No texto “As categorias da beleza” do livro “Iniciação à Estética” de Ariano Suassuna (2009), são abordadas as concepções de Beleza, suas classificações e implicações ao longo da história, bem como a influencia de Aristóteles na construção dessas novas configurações. Nesse ensaio, procuramos fazer uma comparação entre algumas dessas características com as concepções atuais de beleza, especialmente a beleza estética corporal, que tem sido fonte dos mais diversos tipos de infortúnios.
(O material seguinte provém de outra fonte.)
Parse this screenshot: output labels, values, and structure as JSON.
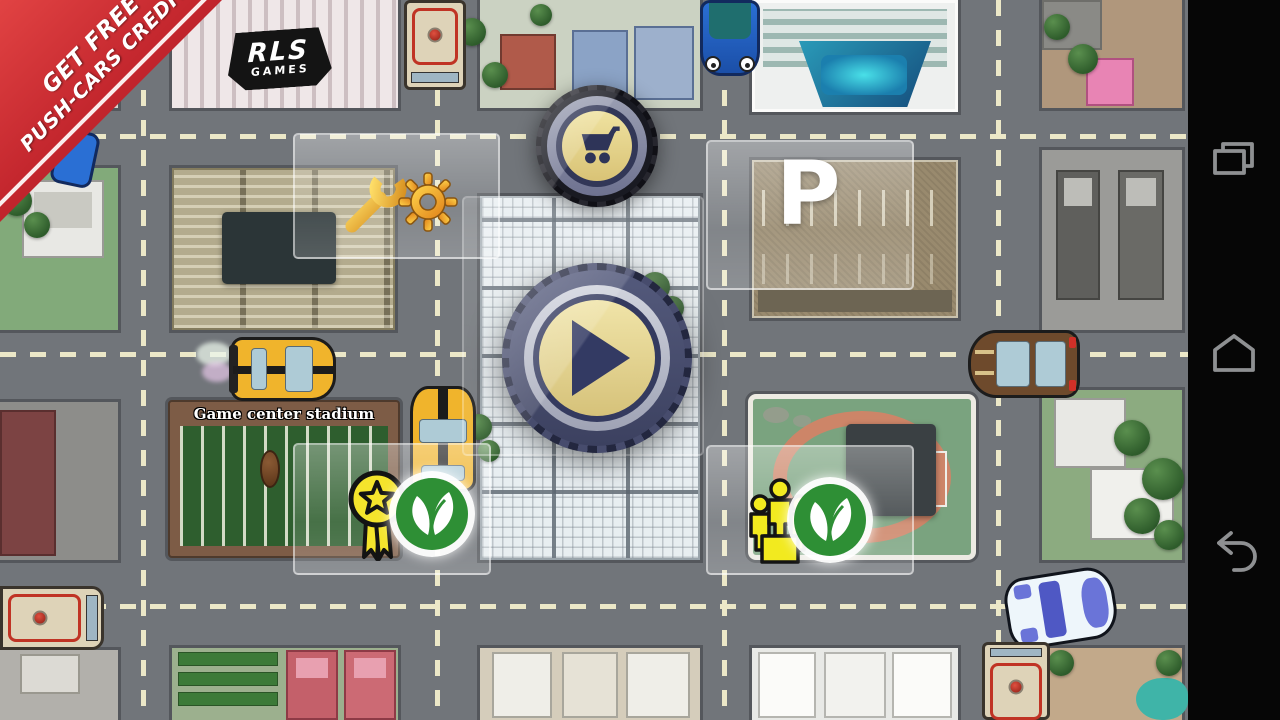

Assim, Suassuna (2009, p. 105) aponta que “a estética moderna procura fazer do Belo apenas um dos tipos possíveis de algo mais amplo, que os Pós-Kantianos chamaram de Estético e que, aqui, chamamos de beleza”. Dessa forma, torna-se possível dizer que o Belo está entre os vários tipos de Beleza existentes. O autor acrescenta ainda, que a Beleza não deve ser compreendida apenas pela ótica do Belo que desperta sentimentos agradáveis e serenos, mas que outras sensações podem ser despertadas por meio dos diversos tipos de Beleza. Dessa maneira, fez-se necessário uma fragmentação do campo estético, possibilitando uma visão mais ampla da Beleza.
O autor traz como problema o impasse de analisar as categorias da Beleza por uma ótica objetiva, ou em termos subjetivos. Ou seja, a interpretação dos diversos tipos de beleza pode ser compreendida a partir da ótica de cada sujeito, de modo que cada indivíduo perceberá estes aspectos de acordo com suas próprias noções e singularidades. No entanto, independente da forma escolhida, as linhas gerais da solução desse dilema foram sugeridas por Aristóteles. Conforme Suassuna (2009) Aristóteles em sua definição de Beleza, associa inicialmente, elementos de harmonia e desarmonia, com a grandeza e a proporção, no intuito de alcançar as categorias de Beleza expressas através das artes literárias e teatrais.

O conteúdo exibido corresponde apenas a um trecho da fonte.